If you remember the VW dune buggy, it’s what the Beetle Dune is all about. It gets a more aggressive stance, redesigned bumpers, and a stylish rear spoiler to set it apart from the standard Volkswagen Beetle. The design is a take on desert icons like the Baja sand runner.
Even if you don’t like the new exterior color, you can’t say that it isn’t eye-grabbing.
We recently tested the all-new 2016 Volkswagen Beetle Dune 1.8T – we even dropped the top for extra summer fun.
The Beetle Dune is a new model featuring special front and rear bumpers, a large rear spoiler, silver mirror caps, black wheel arches, and running boards. A raised suspension and a wider track make for extra fun driving dynamics.
Features & Options
This Sandstorm Yellow Metallic Beetle Dune 1.8T ($25,065) features 18-inch Canyon alloy wheels, heated front seats, Dune seating surfaces with cloth inserts, V-Tex leatherette trim with orange piping, front sport seats, rearview camera, and a touchscreen sound system with proximity sensor. Additional features included a CD player, AM/FM/HD radio, SD memory card reader, voice control, heated side mirrors with integrated turn signals, heated windshield washer nozzles, and Park Distance Control (park assist).
The Sandstorm Yellow Metallic exterior paint ($250) was an option on our tester. Volkswagen didn’t give us pricing on the convertible option we had, otherwise, total MSRP (including destination) on the hardtop is $26,135.
Stepping inside reveals a unique Sandstorm Yellow Metallic theme. The controversial color is featured on the dash and door panels. The V-Tex leatherette seats come with a cloth insert and yellow stitching for contrast. We found this extremely comfortable as we got back into the car, with the top down, while we had breakfast at Sunrise Sunset in Denver.
The sun was beating down but the seats were still cool with the lighter cloth inserts.
The sports seats are especially supportive as we chucked the convertible around the tight mountain corners after breakfast. The theme inside is sporty with the flat-bottom, leather-wrapped steering wheel and Tiptronic automatic gearshift. In the back, there’s not much room for adults, but you can load up a couple of small kids. The rear seat is 50/50-split folding for extra cargo carrying ability. Cargo volume comes in at a respectable 29.9 cubic feet with the seats down.
There is a small trunk, usable only when the convertible top is up. The top lowers right into the trunk with the touch of a button at the top of the windshield.
Engine & Fuel Mileage Specs
The 2016 Volkswagen Beetle Dune is powered by a turbocharged 1.8-liter engine with 170 horsepower and 184 lb-ft of torque. It comes mated to a 6-speed automatic transmission with Tiptronic and Sport mode.
It gets an EPA estimated 25/34 city/highway and 28 combined mpg.

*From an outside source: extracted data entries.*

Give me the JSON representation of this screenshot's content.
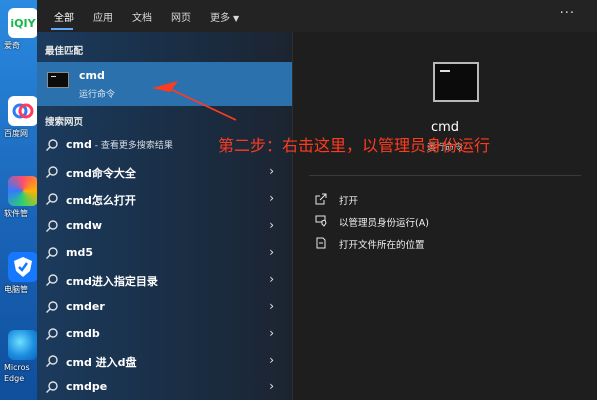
{
  "desktop": {
    "icons": [
      {
        "label": "爱奇",
        "tile_text": "iQIY",
        "icon": "iqiyi-icon"
      },
      {
        "label": "百度网",
        "icon": "baidu-netdisk-icon"
      },
      {
        "label": "软件管",
        "icon": "software-manager-icon"
      },
      {
        "label": "电脑管",
        "icon": "pc-manager-icon"
      },
      {
        "label": "Micros Edge",
        "icon": "edge-icon"
      }
    ]
  },
  "menu": {
    "tabs": [
      {
        "label": "全部",
        "active": true
      },
      {
        "label": "应用"
      },
      {
        "label": "文档"
      },
      {
        "label": "网页"
      },
      {
        "label": "更多"
      }
    ],
    "more_caret": "▼",
    "options_label": "···",
    "best_match_title": "最佳匹配",
    "best_match": {
      "name": "cmd",
      "subtitle": "运行命令"
    },
    "search_web_title": "搜索网页",
    "results": [
      {
        "label": "cmd",
        "sub": " - 查看更多搜索结果"
      },
      {
        "label": "cmd命令大全",
        "sub": ""
      },
      {
        "label": "cmd怎么打开",
        "sub": ""
      },
      {
        "label": "cmdw",
        "sub": ""
      },
      {
        "label": "md5",
        "sub": ""
      },
      {
        "label": "cmd进入指定目录",
        "sub": ""
      },
      {
        "label": "cmder",
        "sub": ""
      },
      {
        "label": "cmdb",
        "sub": ""
      },
      {
        "label": "cmd 进入d盘",
        "sub": ""
      },
      {
        "label": "cmdpe",
        "sub": ""
      }
    ],
    "chevron": "›"
  },
  "preview": {
    "title": "cmd",
    "subtitle": "运行命令",
    "actions": [
      {
        "label": "打开",
        "icon": "open-icon"
      },
      {
        "label": "以管理员身份运行(A)",
        "icon": "run-as-admin-icon"
      },
      {
        "label": "打开文件所在的位置",
        "icon": "open-file-location-icon"
      }
    ]
  },
  "annotation": {
    "text": "第二步：右击这里，以管理员身份运行",
    "color": "#ff3b1f"
  },
  "colors": {
    "highlight": "#2b71ad",
    "accent": "#5ea8ff",
    "panel": "#1d1d1d"
  }
}
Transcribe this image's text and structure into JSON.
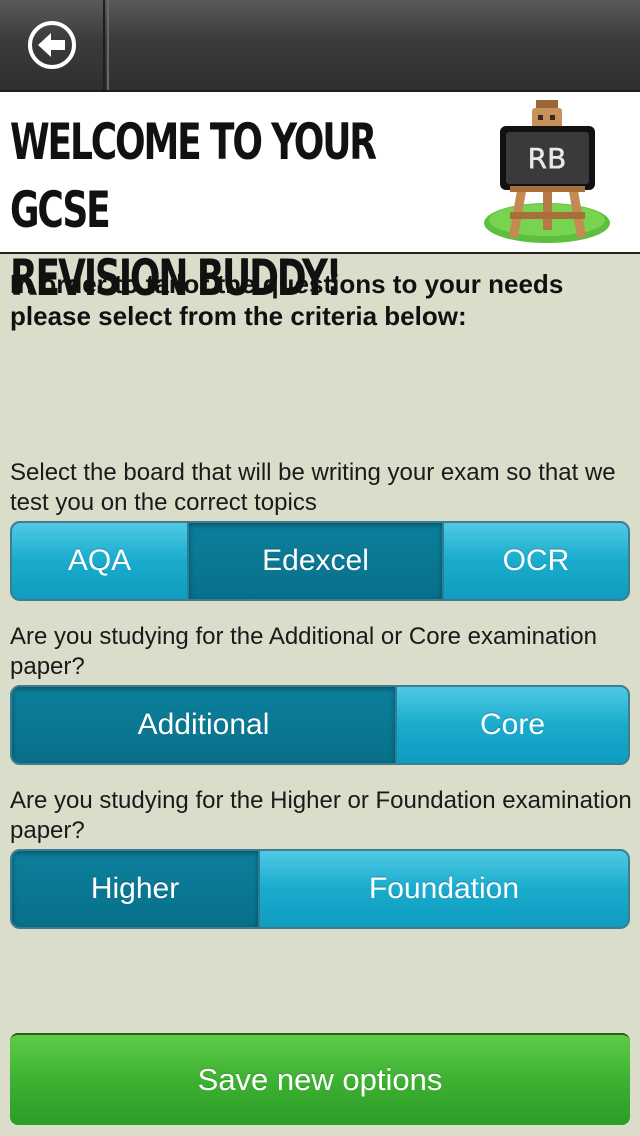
{
  "nav": {
    "back_icon": "back-arrow-icon"
  },
  "header": {
    "title_line1": "WELCOME TO YOUR GCSE",
    "title_line2": "REVISION BUDDY!",
    "logo_text": "RB"
  },
  "intro": "In order to tailor the questions to your needs please select from the criteria below:",
  "board": {
    "question": "Select the board that will be writing your exam so that we test you on the correct topics",
    "options": [
      "AQA",
      "Edexcel",
      "OCR"
    ],
    "selected": "Edexcel"
  },
  "paper_type": {
    "question": "Are you studying for the Additional or Core examination paper?",
    "options": [
      "Additional",
      "Core"
    ],
    "selected": "Additional"
  },
  "tier": {
    "question": "Are you studying for the Higher or Foundation examination paper?",
    "options": [
      "Higher",
      "Foundation"
    ],
    "selected": "Higher"
  },
  "save_label": "Save new options",
  "colors": {
    "segment": "#19abcd",
    "segment_selected": "#0a7893",
    "save": "#3db132",
    "background": "#d9ddc9"
  }
}
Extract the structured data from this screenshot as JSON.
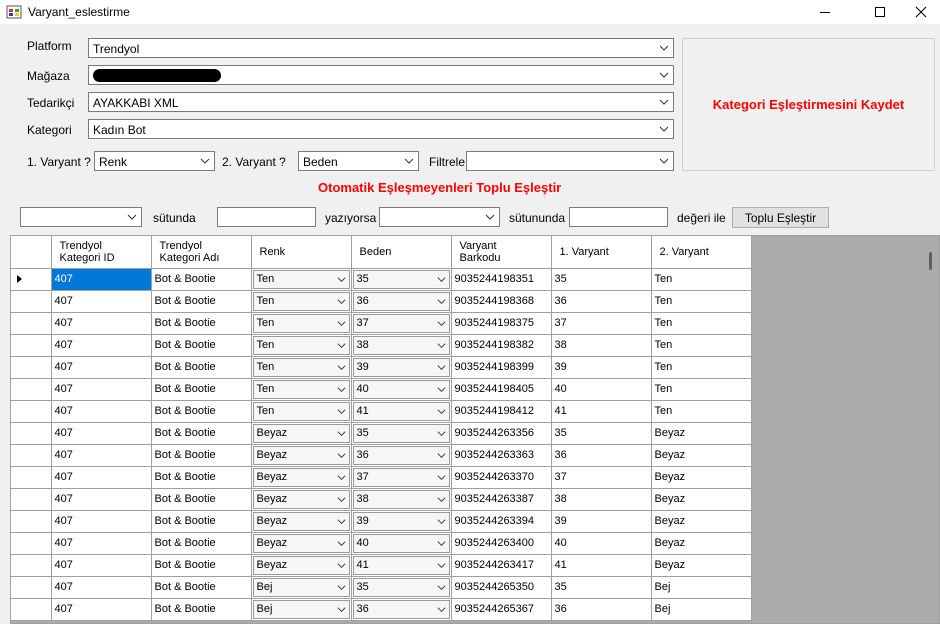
{
  "window": {
    "title": "Varyant_eslestirme"
  },
  "form": {
    "platform_label": "Platform",
    "platform_value": "Trendyol",
    "magaza_label": "Mağaza",
    "magaza_value": "",
    "tedarikci_label": "Tedarikçi",
    "tedarikci_value": "AYAKKABI XML",
    "kategori_label": "Kategori",
    "kategori_value": "Kadın Bot",
    "varyant1_label": "1. Varyant ?",
    "varyant1_value": "Renk",
    "varyant2_label": "2. Varyant ?",
    "varyant2_value": "Beden",
    "filtrele_label": "Filtrele",
    "filtrele_value": "",
    "save_button": "Kategori Eşleştirmesini Kaydet"
  },
  "bulk": {
    "title": "Otomatik Eşleşmeyenleri Toplu Eşleştir",
    "column1_value": "",
    "sutununda_label": "sütunda",
    "text1_value": "",
    "yaziyorsa_label": "yazıyorsa",
    "column2_value": "",
    "sutununda2_label": "sütununda",
    "text2_value": "",
    "degeri_ile_label": "değeri ile",
    "button": "Toplu Eşleştir"
  },
  "grid": {
    "columns": [
      "Trendyol\nKategori ID",
      "Trendyol\nKategori Adı",
      "Renk",
      "Beden",
      "Varyant\nBarkodu",
      "1. Varyant",
      "2. Varyant"
    ],
    "rows": [
      {
        "id": "407",
        "ad": "Bot & Bootie",
        "renk": "Ten",
        "beden": "35",
        "barkod": "9035244198351",
        "v1": "35",
        "v2": "Ten"
      },
      {
        "id": "407",
        "ad": "Bot & Bootie",
        "renk": "Ten",
        "beden": "36",
        "barkod": "9035244198368",
        "v1": "36",
        "v2": "Ten"
      },
      {
        "id": "407",
        "ad": "Bot & Bootie",
        "renk": "Ten",
        "beden": "37",
        "barkod": "9035244198375",
        "v1": "37",
        "v2": "Ten"
      },
      {
        "id": "407",
        "ad": "Bot & Bootie",
        "renk": "Ten",
        "beden": "38",
        "barkod": "9035244198382",
        "v1": "38",
        "v2": "Ten"
      },
      {
        "id": "407",
        "ad": "Bot & Bootie",
        "renk": "Ten",
        "beden": "39",
        "barkod": "9035244198399",
        "v1": "39",
        "v2": "Ten"
      },
      {
        "id": "407",
        "ad": "Bot & Bootie",
        "renk": "Ten",
        "beden": "40",
        "barkod": "9035244198405",
        "v1": "40",
        "v2": "Ten"
      },
      {
        "id": "407",
        "ad": "Bot & Bootie",
        "renk": "Ten",
        "beden": "41",
        "barkod": "9035244198412",
        "v1": "41",
        "v2": "Ten"
      },
      {
        "id": "407",
        "ad": "Bot & Bootie",
        "renk": "Beyaz",
        "beden": "35",
        "barkod": "9035244263356",
        "v1": "35",
        "v2": "Beyaz"
      },
      {
        "id": "407",
        "ad": "Bot & Bootie",
        "renk": "Beyaz",
        "beden": "36",
        "barkod": "9035244263363",
        "v1": "36",
        "v2": "Beyaz"
      },
      {
        "id": "407",
        "ad": "Bot & Bootie",
        "renk": "Beyaz",
        "beden": "37",
        "barkod": "9035244263370",
        "v1": "37",
        "v2": "Beyaz"
      },
      {
        "id": "407",
        "ad": "Bot & Bootie",
        "renk": "Beyaz",
        "beden": "38",
        "barkod": "9035244263387",
        "v1": "38",
        "v2": "Beyaz"
      },
      {
        "id": "407",
        "ad": "Bot & Bootie",
        "renk": "Beyaz",
        "beden": "39",
        "barkod": "9035244263394",
        "v1": "39",
        "v2": "Beyaz"
      },
      {
        "id": "407",
        "ad": "Bot & Bootie",
        "renk": "Beyaz",
        "beden": "40",
        "barkod": "9035244263400",
        "v1": "40",
        "v2": "Beyaz"
      },
      {
        "id": "407",
        "ad": "Bot & Bootie",
        "renk": "Beyaz",
        "beden": "41",
        "barkod": "9035244263417",
        "v1": "41",
        "v2": "Beyaz"
      },
      {
        "id": "407",
        "ad": "Bot & Bootie",
        "renk": "Bej",
        "beden": "35",
        "barkod": "9035244265350",
        "v1": "35",
        "v2": "Bej"
      },
      {
        "id": "407",
        "ad": "Bot & Bootie",
        "renk": "Bej",
        "beden": "36",
        "barkod": "9035244265367",
        "v1": "36",
        "v2": "Bej"
      }
    ]
  },
  "colors": {
    "accent_red": "#ff0000",
    "selection_blue": "#0078d7",
    "grid_bg": "#ababab"
  },
  "icons": {
    "app": "app-icon",
    "minimize": "minimize-icon",
    "maximize": "maximize-icon",
    "close": "close-icon",
    "dropdown": "chevron-down-icon",
    "row_indicator": "row-pointer-icon"
  }
}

The Beetle Dune with its raised sport suspension and wider track makes it a hoot to drive. We took it out on the mountain curves and the driving dynamics push up the fun-to-drive meter. We would rate it a 7 on the scale with 10 being the top rung. The 1.8-liter turbo made good use of the rarified air at 8,000 feet elevation where we tested the Dune. This 1.8T was a new engine last year, much better than the 2.5-liter 5-cylinder it replaced. It has plenty of power for most needs.
The convertible chassis is a bit heavier and a bit more flexible, but it only feels different when you put the top down. On the way to breakfast on Sunday morning, we dropped the top and took off. The convertible top is super easy to lower with a button on the center top of the windshield. It only took about 10 seconds to power-lower into the trunk. On the way home, we hit a summer mountain rain shower, so we pulled over quickly, hit the button, and had the top back up in 10 seconds.
We were on our way before the clouds let loose.
Overall, the VW Beetle Dune Convertible is a good commuter and especially fun to drive in the city or mountains. We zipped in and out of heavy traffic with ease because of its size, and it’s easy to park in tight spots. We found a spot right up front at the restaurant because it was too tight for bigger vehicles, a bonus during busy hours downtown.
The convertible option adds another level of fun to your weekly commute. On the weekends, it will fit right into your busy lifestyle, activities, and adventures. Just lower the top, throw in the sports equipment, and you are good to go.